If you live in New Zealand then it is common in offices where a colleague brings once in a while a lot of fruits in the table for everyone to share, this is because most of the average homes here have their own fruit trees from peaches, apples, plums, lemons to pears. Several weeks ago my boss brought a box full of Nashi pears and one thing popped up in my mind, I will get a lot of them and make some Tarte Tatin.
Tarte Tatin is an upside-down tart where fruits are caramelized in sugar and butter then baked in puff pastry, usually apples are used but pears, peaches, pineapples or any fruits can be used.
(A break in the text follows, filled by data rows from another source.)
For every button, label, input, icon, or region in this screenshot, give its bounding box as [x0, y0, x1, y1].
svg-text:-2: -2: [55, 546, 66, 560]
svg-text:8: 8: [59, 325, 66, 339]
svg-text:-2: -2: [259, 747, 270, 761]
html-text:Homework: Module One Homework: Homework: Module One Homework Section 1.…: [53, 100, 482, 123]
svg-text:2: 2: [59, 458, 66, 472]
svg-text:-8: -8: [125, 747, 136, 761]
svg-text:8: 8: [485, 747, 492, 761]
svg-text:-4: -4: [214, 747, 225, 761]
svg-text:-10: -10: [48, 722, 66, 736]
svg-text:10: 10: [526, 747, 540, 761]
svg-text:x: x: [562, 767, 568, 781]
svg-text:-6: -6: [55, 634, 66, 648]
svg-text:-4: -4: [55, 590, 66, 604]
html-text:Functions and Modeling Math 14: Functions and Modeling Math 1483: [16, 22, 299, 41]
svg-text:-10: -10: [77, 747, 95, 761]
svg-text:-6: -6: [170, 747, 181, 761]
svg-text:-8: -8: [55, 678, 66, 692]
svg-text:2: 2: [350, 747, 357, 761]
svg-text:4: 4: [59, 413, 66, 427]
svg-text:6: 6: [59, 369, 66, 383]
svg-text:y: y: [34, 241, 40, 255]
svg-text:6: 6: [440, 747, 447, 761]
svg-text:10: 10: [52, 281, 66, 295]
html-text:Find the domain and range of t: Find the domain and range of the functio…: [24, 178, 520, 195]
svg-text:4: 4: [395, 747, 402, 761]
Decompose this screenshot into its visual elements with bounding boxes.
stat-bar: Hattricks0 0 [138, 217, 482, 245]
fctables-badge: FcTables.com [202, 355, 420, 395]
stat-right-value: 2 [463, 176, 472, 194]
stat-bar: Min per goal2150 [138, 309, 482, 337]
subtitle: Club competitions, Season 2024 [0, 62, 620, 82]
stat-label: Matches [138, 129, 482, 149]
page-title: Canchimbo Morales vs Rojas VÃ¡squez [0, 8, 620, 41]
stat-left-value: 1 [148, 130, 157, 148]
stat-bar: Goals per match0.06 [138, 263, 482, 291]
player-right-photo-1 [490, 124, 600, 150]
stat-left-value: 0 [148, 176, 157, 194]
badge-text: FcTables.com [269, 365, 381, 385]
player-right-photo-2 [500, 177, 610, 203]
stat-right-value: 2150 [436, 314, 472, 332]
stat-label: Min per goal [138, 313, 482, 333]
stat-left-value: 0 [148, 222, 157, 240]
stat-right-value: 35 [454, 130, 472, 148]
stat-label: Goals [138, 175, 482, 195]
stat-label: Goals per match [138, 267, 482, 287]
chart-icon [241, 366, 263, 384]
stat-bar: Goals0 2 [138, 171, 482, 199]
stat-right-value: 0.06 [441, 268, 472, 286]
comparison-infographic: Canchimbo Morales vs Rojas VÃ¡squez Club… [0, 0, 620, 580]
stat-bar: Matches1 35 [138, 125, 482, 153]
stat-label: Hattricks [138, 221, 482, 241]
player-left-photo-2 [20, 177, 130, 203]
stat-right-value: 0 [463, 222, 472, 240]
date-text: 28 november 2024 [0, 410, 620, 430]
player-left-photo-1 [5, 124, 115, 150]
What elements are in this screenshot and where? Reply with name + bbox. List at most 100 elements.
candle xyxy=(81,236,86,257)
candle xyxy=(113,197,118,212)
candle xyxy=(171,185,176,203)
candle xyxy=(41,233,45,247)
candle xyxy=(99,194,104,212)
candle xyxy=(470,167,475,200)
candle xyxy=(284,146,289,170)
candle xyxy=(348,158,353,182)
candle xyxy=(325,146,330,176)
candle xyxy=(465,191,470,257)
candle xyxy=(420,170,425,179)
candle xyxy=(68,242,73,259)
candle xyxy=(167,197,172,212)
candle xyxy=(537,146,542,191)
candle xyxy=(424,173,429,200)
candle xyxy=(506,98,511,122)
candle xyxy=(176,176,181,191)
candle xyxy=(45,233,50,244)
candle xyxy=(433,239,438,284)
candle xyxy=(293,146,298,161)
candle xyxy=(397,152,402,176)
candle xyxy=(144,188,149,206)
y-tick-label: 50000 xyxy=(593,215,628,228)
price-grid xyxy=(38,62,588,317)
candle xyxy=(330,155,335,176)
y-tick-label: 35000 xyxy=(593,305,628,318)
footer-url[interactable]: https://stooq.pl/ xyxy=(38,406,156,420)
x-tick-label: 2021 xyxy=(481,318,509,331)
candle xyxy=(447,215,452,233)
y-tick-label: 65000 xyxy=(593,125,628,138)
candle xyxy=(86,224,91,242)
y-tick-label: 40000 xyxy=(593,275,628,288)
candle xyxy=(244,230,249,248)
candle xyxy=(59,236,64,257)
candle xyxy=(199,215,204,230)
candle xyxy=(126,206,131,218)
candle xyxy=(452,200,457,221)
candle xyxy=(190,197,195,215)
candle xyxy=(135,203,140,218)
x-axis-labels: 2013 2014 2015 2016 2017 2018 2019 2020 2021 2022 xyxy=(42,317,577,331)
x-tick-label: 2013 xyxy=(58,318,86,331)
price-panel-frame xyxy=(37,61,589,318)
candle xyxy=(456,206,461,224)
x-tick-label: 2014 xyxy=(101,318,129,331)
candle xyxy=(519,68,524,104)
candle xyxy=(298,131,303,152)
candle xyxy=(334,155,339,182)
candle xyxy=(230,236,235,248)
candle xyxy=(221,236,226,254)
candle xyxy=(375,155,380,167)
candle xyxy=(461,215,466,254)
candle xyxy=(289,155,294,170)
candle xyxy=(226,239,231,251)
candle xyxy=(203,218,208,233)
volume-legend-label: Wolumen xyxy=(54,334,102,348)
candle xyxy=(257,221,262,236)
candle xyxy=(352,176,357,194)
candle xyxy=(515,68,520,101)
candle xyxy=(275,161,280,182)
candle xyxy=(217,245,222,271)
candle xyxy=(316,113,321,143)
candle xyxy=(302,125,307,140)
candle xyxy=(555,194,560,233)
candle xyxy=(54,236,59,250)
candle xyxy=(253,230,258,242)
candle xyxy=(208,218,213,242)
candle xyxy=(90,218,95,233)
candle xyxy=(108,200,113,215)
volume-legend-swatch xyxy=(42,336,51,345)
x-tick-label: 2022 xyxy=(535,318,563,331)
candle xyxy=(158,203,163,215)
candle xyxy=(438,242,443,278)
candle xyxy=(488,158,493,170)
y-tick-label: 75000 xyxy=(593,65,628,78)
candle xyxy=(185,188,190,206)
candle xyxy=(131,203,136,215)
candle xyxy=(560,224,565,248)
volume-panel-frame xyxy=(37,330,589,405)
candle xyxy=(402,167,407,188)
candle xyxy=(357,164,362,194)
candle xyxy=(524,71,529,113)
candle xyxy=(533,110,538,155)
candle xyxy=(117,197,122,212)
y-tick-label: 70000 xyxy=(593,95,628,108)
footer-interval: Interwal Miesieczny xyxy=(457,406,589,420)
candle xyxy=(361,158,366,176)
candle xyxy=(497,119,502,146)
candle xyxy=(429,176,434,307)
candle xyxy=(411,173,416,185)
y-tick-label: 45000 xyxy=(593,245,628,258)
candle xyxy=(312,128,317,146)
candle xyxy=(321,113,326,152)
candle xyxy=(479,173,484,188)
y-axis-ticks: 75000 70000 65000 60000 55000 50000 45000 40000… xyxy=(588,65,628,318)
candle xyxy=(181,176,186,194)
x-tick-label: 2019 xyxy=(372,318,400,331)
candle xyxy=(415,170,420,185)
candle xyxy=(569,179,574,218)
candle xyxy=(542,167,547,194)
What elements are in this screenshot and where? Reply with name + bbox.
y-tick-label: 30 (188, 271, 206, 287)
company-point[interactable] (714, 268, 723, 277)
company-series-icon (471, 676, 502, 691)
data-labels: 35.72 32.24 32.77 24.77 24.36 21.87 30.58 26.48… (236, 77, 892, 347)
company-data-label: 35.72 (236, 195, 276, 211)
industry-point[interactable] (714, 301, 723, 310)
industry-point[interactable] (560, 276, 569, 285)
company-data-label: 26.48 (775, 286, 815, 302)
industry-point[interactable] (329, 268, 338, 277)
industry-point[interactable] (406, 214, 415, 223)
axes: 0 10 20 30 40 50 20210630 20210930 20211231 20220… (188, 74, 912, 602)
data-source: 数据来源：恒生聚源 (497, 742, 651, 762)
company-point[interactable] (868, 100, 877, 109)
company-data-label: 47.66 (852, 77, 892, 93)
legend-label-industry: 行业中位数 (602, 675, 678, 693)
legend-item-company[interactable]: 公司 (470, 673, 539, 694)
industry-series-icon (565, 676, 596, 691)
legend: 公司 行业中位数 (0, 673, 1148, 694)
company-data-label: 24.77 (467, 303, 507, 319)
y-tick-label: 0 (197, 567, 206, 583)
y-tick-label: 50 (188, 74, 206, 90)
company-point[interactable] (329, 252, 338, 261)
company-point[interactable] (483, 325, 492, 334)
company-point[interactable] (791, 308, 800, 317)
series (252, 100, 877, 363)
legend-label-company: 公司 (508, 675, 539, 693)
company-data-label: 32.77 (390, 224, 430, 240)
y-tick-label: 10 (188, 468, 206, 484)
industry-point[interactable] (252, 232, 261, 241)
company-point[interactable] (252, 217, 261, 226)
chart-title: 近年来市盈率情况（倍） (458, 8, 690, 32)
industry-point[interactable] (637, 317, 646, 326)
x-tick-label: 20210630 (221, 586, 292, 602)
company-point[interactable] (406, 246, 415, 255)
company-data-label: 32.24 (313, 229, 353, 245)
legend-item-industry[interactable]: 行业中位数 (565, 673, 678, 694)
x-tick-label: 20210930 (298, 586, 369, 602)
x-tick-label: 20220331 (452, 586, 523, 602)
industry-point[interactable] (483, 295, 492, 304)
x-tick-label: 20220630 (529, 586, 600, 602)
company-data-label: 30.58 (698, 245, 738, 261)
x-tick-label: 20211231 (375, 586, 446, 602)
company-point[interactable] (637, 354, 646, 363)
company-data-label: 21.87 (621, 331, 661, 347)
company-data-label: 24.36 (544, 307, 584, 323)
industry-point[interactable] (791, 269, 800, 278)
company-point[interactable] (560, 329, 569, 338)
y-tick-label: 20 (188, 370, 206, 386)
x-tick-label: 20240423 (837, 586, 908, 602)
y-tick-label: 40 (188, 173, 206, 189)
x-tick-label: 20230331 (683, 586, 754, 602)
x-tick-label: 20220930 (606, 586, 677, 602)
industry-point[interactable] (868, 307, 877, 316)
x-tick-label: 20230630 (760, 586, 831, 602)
This delicious dessert originated at the Hotel Tatin in Lamotte-Beuvron, France during the 1880’s by accident. It was said that Stéphanie Tatin one of the hotel owner created this tart when one day she was making some apple pies. Since she was so tired and overworked she forgot that she was preparing it hence it started to burn a bit and smell. To rescue the dish she tried putting pastry on top of the caramelized apples then baked them in the oven, when it was cooked she then turned it upside down and served it to her guests. It was a positive response and she was surprised that people enjoyed it, since then she started serving this version of apple pie and became the signature dish of the Hotel. Initially it was not called a tarte tatin and it was named by Louis Vaudable. History suggests that Louis Vaudable, the owner of Maxim’s restaurant once tried it and loved it, he then asked the kitchen how it was made but he never got the secret recipe. What he did is he applied as a gardener at the hotel. Three days after he got fired for not doing a good job but during those three days he got the secret recipe and sold it in his restaurant as “tarte des demoiselles Tatin”, the name tarte Tatin was then born.
Well today it’s not a secret anymore as everyone enjoys this nice simple dessert, we will be using pears in this instance and here is my version.
Pear Tarte Tatin is an upside-down tart where pears are caramelized in sugar and butter then baked in puff pastry. This delicious dessert originated at the Hotel Tatin in Lamotte-Beuvron, France during the 1880’s by accident.
6 Nashi pears, cored and peeled
1/2 cup brown sugar
1 tsp cinnamon
2 tbsp brandy
1 sheet flaky puff pastry
Cut pears in half, place in fridge and let it dry out for at least a day. It will turn brown, this is fine. You can also use the pears immediately but will contain extra liquid.
Place butter, cinnamon and sugar in an 9 inch oven proof pan. Put in medium heat and caramelize the sugar, once melted add in the pears and cook for 10 minutes while occasionally turning to evenly coat the pears. Bring heat on high add the brandy and continue to cook for 2 minutes to further thicken and reduce the caramel. Turn heat off and let it cool for 10 minutes.
Prepare your pastry by cutting it in a circle slightly larger than your pan, you can use any excess pastry to fill up the holes. Arrange your pears similar to the photo above then place the excess pastry on gaps and holes. Cover the top with the prepared round pastry and tuck the excess pastry inside.
Place in a 200C preheated oven and bake for 15 minutes or until pastry turns golden brown. Let it cool for 10 minutes then invert it carefully onto a serving dish.